Gap-Increasing Policy Evaluation for Efficient and Noise-Tolerant Reinforcement Learning
This work addresses noise and inefficiency issues in RL policy evaluation, which is crucial for real-world applications, but it appears incremental as it builds on existing ideas like Retrace and advantage learning.
The paper tackles the problem of noise and inefficiency in reinforcement learning policy evaluation by introducing GRAPE, a novel algorithm that combines gap-increasing operators for noise-tolerance and off-policy eligibility traces for efficiency, achieving significant efficiency gains while maintaining noise-tolerance in control problems.

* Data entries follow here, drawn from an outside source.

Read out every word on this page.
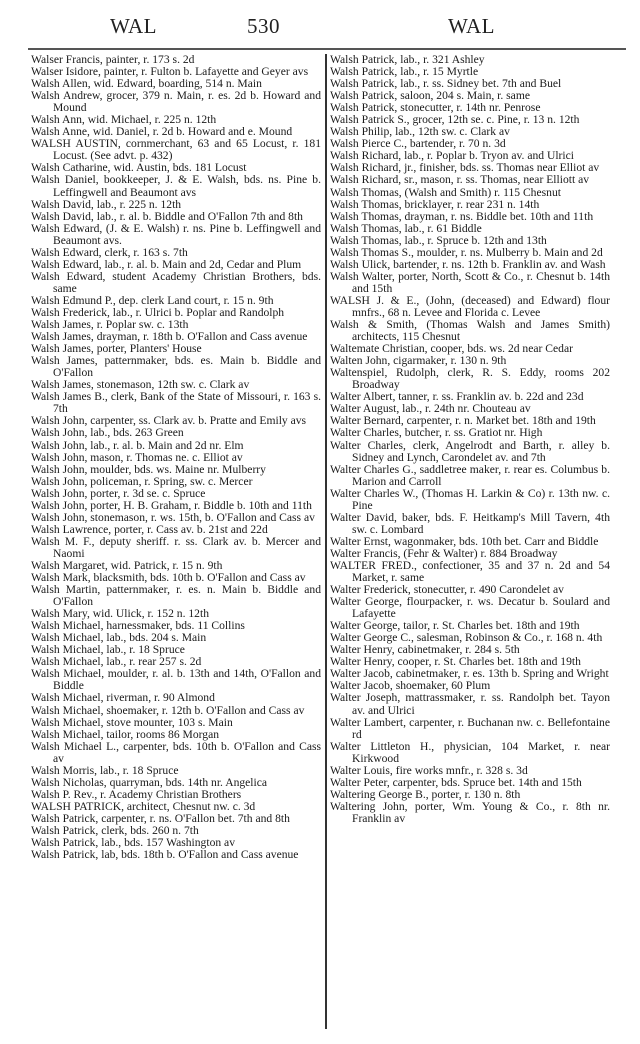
WAL	530	WAL

Walser Francis, painter, r. 173 s. 2d

Walser Isidore, painter, r. Fulton b. Lafayette and Geyer avs

Walsh Allen, wid. Edward, boarding, 514 n. Main

Walsh Andrew, grocer, 379 n. Main, r. es. 2d b. Howard and Mound

Walsh Ann, wid. Michael, r. 225 n. 12th

Walsh Anne, wid. Daniel, r. 2d b. Howard and e. Mound

WALSH AUSTIN, cornmerchant, 63 and 65 Locust, r. 181 Locust. (See advt. p. 432)

Walsh Catharine, wid. Austin, bds. 181 Locust

Walsh Daniel, bookkeeper, J. & E. Walsh, bds. ns. Pine b. Leffingwell and Beaumont avs

Walsh David, lab., r. 225 n. 12th

Walsh David, lab., r. al. b. Biddle and O'Fallon 7th and 8th

Walsh Edward, (J. & E. Walsh) r. ns. Pine b. Leffingwell and Beaumont avs.

Walsh Edward, clerk, r. 163 s. 7th

Walsh Edward, lab., r. al. b. Main and 2d, Cedar and Plum

Walsh Edward, student Academy Christian Brothers, bds. same

Walsh Edmund P., dep. clerk Land court, r. 15 n. 9th

Walsh Frederick, lab., r. Ulrici b. Poplar and Randolph

Walsh James, r. Poplar sw. c. 13th

Walsh James, drayman, r. 18th b. O'Fallon and Cass avenue

Walsh James, porter, Planters' House

Walsh James, patternmaker, bds. es. Main b. Biddle and O'Fallon

Walsh James, stonemason, 12th sw. c. Clark av

Walsh James B., clerk, Bank of the State of Missouri, r. 163 s. 7th

Walsh John, carpenter, ss. Clark av. b. Pratte and Emily avs

Walsh John, lab., bds. 263 Green

Walsh John, lab., r. al. b. Main and 2d nr. Elm

Walsh John, mason, r. Thomas ne. c. Elliot av

Walsh John, moulder, bds. ws. Maine nr. Mulberry

Walsh John, policeman, r. Spring, sw. c. Mercer

Walsh John, porter, r. 3d se. c. Spruce

Walsh John, porter, H. B. Graham, r. Biddle b. 10th and 11th

Walsh John, stonemason, r. ws. 15th, b. O'Fallon and Cass av

Walsh Lawrence, porter, r. Cass av. b. 21st and 22d

Walsh M. F., deputy sheriff. r. ss. Clark av. b. Mercer and Naomi

Walsh Margaret, wid. Patrick, r. 15 n. 9th

Walsh Mark, blacksmith, bds. 10th b. O'Fallon and Cass av

Walsh Martin, patternmaker, r. es. n. Main b. Biddle and O'Fallon

Walsh Mary, wid. Ulick, r. 152 n. 12th

Walsh Michael, harnessmaker, bds. 11 Collins

Walsh Michael, lab., bds. 204 s. Main

Walsh Michael, lab., r. 18 Spruce

Walsh Michael, lab., r. rear 257 s. 2d

Walsh Michael, moulder, r. al. b. 13th and 14th, O'Fallon and Biddle

Walsh Michael, riverman, r. 90 Almond

Walsh Michael, shoemaker, r. 12th b. O'Fallon and Cass av

Walsh Michael, stove mounter, 103 s. Main

Walsh Michael, tailor, rooms 86 Morgan

Walsh Michael L., carpenter, bds. 10th b. O'Fallon and Cass av

Walsh Morris, lab., r. 18 Spruce

Walsh Nicholas, quarryman, bds. 14th nr. Angelica

Walsh P. Rev., r. Academy Christian Brothers

WALSH PATRICK, architect, Chesnut nw. c. 3d

Walsh Patrick, carpenter, r. ns. O'Fallon bet. 7th and 8th

Walsh Patrick, clerk, bds. 260 n. 7th

Walsh Patrick, lab., bds. 157 Washington av

Walsh Patrick, lab, bds. 18th b. O'Fallon and Cass avenue

Walsh Patrick, lab., r. 321 Ashley

Walsh Patrick, lab., r. 15 Myrtle

Walsh Patrick, lab., r. ss. Sidney bet. 7th and Buel

Walsh Patrick, saloon, 204 s. Main, r. same

Walsh Patrick, stonecutter, r. 14th nr. Penrose

Walsh Patrick S., grocer, 12th se. c. Pine, r. 13 n. 12th

Walsh Philip, lab., 12th sw. c. Clark av

Walsh Pierce C., bartender, r. 70 n. 3d

Walsh Richard, lab., r. Poplar b. Tryon av. and Ulrici

Walsh Richard, jr., finisher, bds. ss. Thomas near Elliot av

Walsh Richard, sr., mason, r. ss. Thomas, near Elliott av

Walsh Thomas, (Walsh and Smith) r. 115 Chesnut

Walsh Thomas, bricklayer, r. rear 231 n. 14th

Walsh Thomas, drayman, r. ns. Biddle bet. 10th and 11th

Walsh Thomas, lab., r. 61 Biddle

Walsh Thomas, lab., r. Spruce b. 12th and 13th

Walsh Thomas S., moulder, r. ns. Mulberry b. Main and 2d

Walsh Ulick, bartender, r. ns. 12th b. Franklin av. and Wash

Walsh Walter, porter, North, Scott & Co., r. Chesnut b. 14th and 15th

WALSH J. & E., (John, (deceased) and Edward) flour mnfrs., 68 n. Levee and Florida c. Levee

Walsh & Smith, (Thomas Walsh and James Smith) architects, 115 Chesnut

Waltemate Christian, cooper, bds. ws. 2d near Cedar

Walten John, cigarmaker, r. 130 n. 9th

Waltenspiel, Rudolph, clerk, R. S. Eddy, rooms 202 Broadway

Walter Albert, tanner, r. ss. Franklin av. b. 22d and 23d

Walter August, lab., r. 24th nr. Chouteau av

Walter Bernard, carpenter, r. n. Market bet. 18th and 19th

Walter Charles, butcher, r. ss. Gratiot nr. High

Walter Charles, clerk, Angelrodt and Barth, r. alley b. Sidney and Lynch, Carondelet av. and 7th

Walter Charles G., saddletree maker, r. rear es. Columbus b. Marion and Carroll

Walter Charles W., (Thomas H. Larkin & Co) r. 13th nw. c. Pine

Walter David, baker, bds. F. Heitkamp's Mill Tavern, 4th sw. c. Lombard

Walter Ernst, wagonmaker, bds. 10th bet. Carr and Biddle

Walter Francis, (Fehr & Walter) r. 884 Broadway

WALTER FRED., confectioner, 35 and 37 n. 2d and 54 Market, r. same

Walter Frederick, stonecutter, r. 490 Carondelet av

Walter George, flourpacker, r. ws. Decatur b. Soulard and Lafayette

Walter George, tailor, r. St. Charles bet. 18th and 19th

Walter George C., salesman, Robinson & Co., r. 168 n. 4th

Walter Henry, cabinetmaker, r. 284 s. 5th

Walter Henry, cooper, r. St. Charles bet. 18th and 19th

Walter Jacob, cabinetmaker, r. es. 13th b. Spring and Wright

Walter Jacob, shoemaker, 60 Plum

Walter Joseph, mattrassmaker, r. ss. Randolph bet. Tayon av. and Ulrici

Walter Lambert, carpenter, r. Buchanan nw. c. Bellefontaine rd

Walter Littleton H., physician, 104 Market, r. near Kirkwood

Walter Louis, fire works mnfr., r. 328 s. 3d

Walter Peter, carpenter, bds. Spruce bet. 14th and 15th

Waltering George B., porter, r. 130 n. 8th

Waltering John, porter, Wm. Young & Co., r. 8th nr. Franklin av
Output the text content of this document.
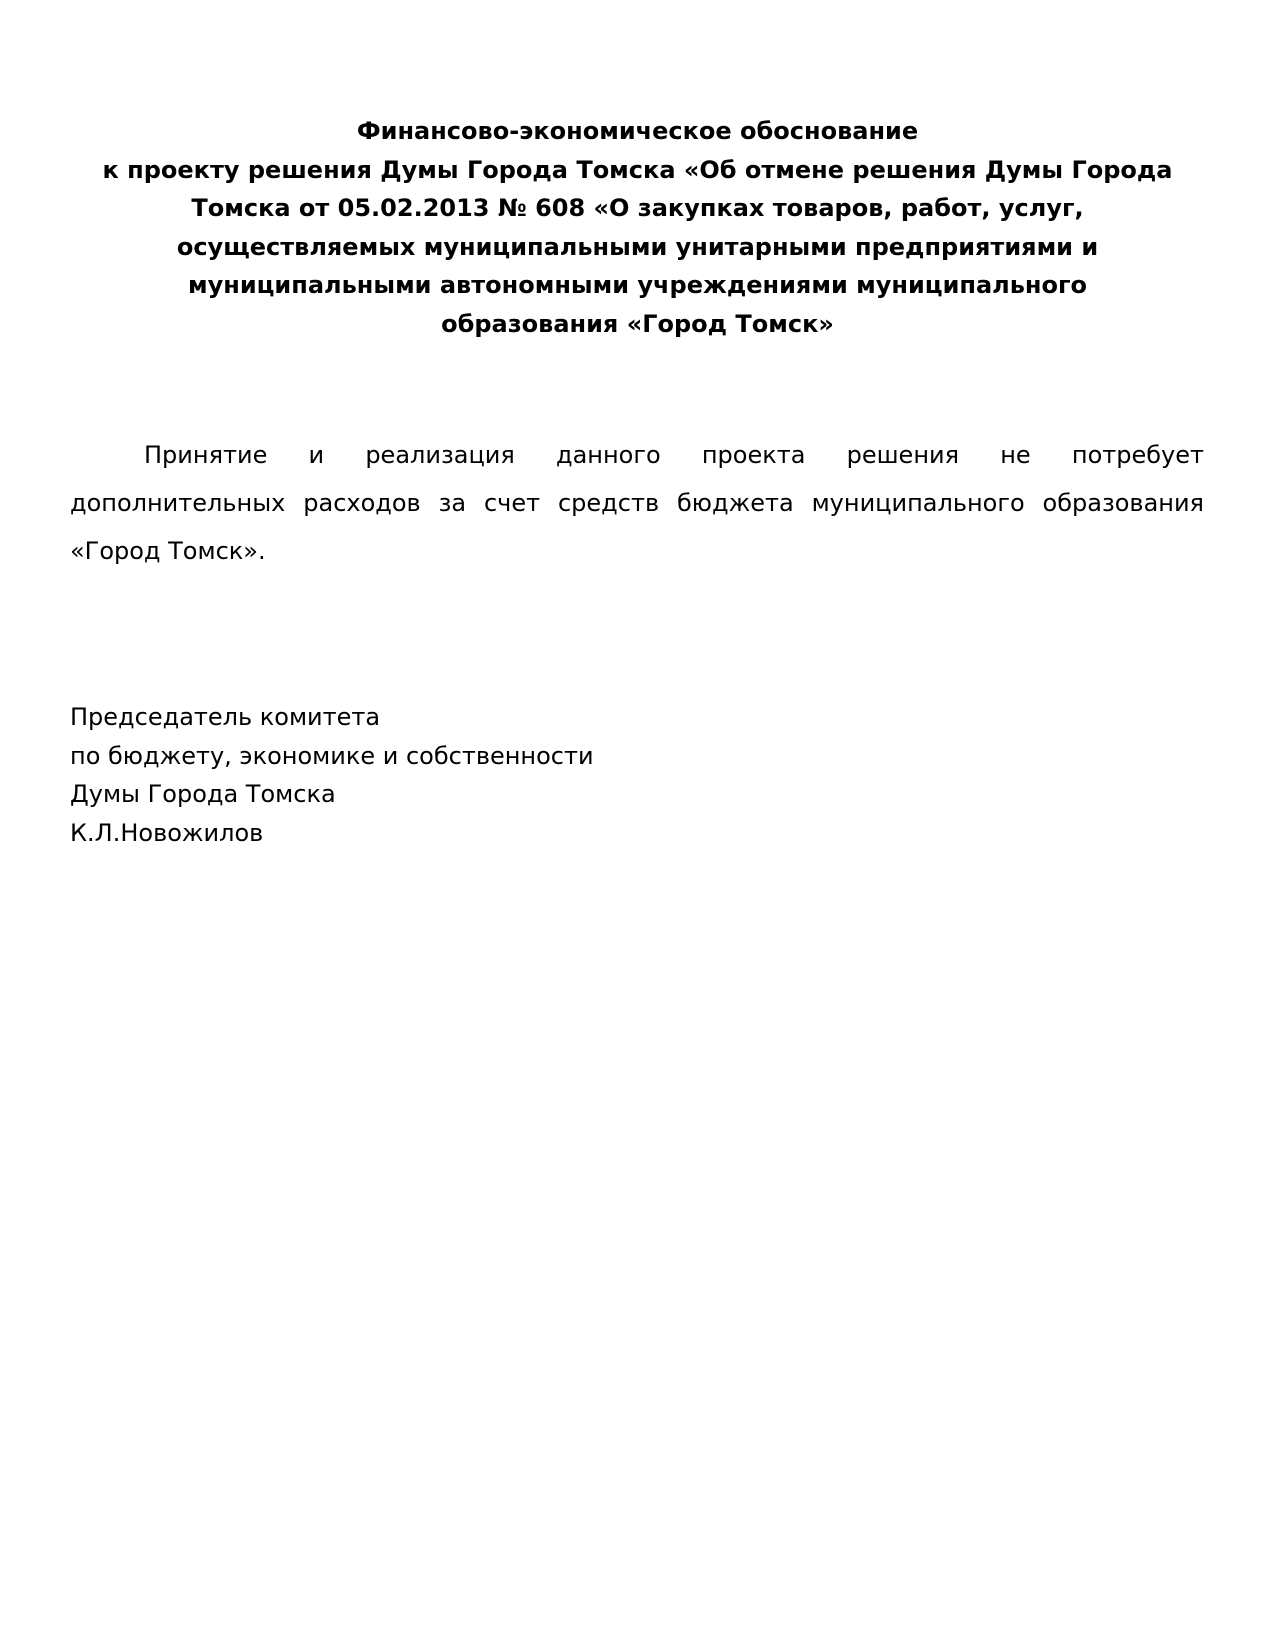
Финансово-экономическое обоснование
к проекту решения Думы Города Томска «Об отмене решения Думы Города
Томска от 05.02.2013 № 608 «О закупках товаров, работ, услуг,
осуществляемых муниципальными унитарными предприятиями и
муниципальными автономными учреждениями муниципального
образования «Город Томск»
Принятие и реализация данного проекта решения не потребует
дополнительных расходов за счет средств бюджета муниципального образования
«Город Томск».
Председатель комитета
по бюджету, экономике и собственности
Думы Города Томска
К.Л.Новожилов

In real-world applications of reinforcement learning (RL), noise from inherent stochasticity of environments is inevitable. However, current policy evaluation algorithms, which plays a key role in many RL algorithms, are either prone to noise or inefficient. To solve this issue, we introduce a novel policy evaluation algorithm, which we call Gap-increasing RetrAce Policy Evaluation (GRAPE). It leverages two recent ideas: (1) gap-increasing value update operators in advantage learning for noise-tolerance and (2) off-policy eligibility trace in Retrace algorithm for efficient learning. We provide detailed theoretical analysis of the new algorithm that shows its efficiency and noise-tolerance inherited from Retrace and advantage learning. Furthermore, our analysis shows that GRAPE's learning is significantly efficient than that of a simple learning-rate-based approach while keeping the same level of noise-tolerance. We applied GRAPE to control problems and obtained experimental results supporting our theoretical analysis.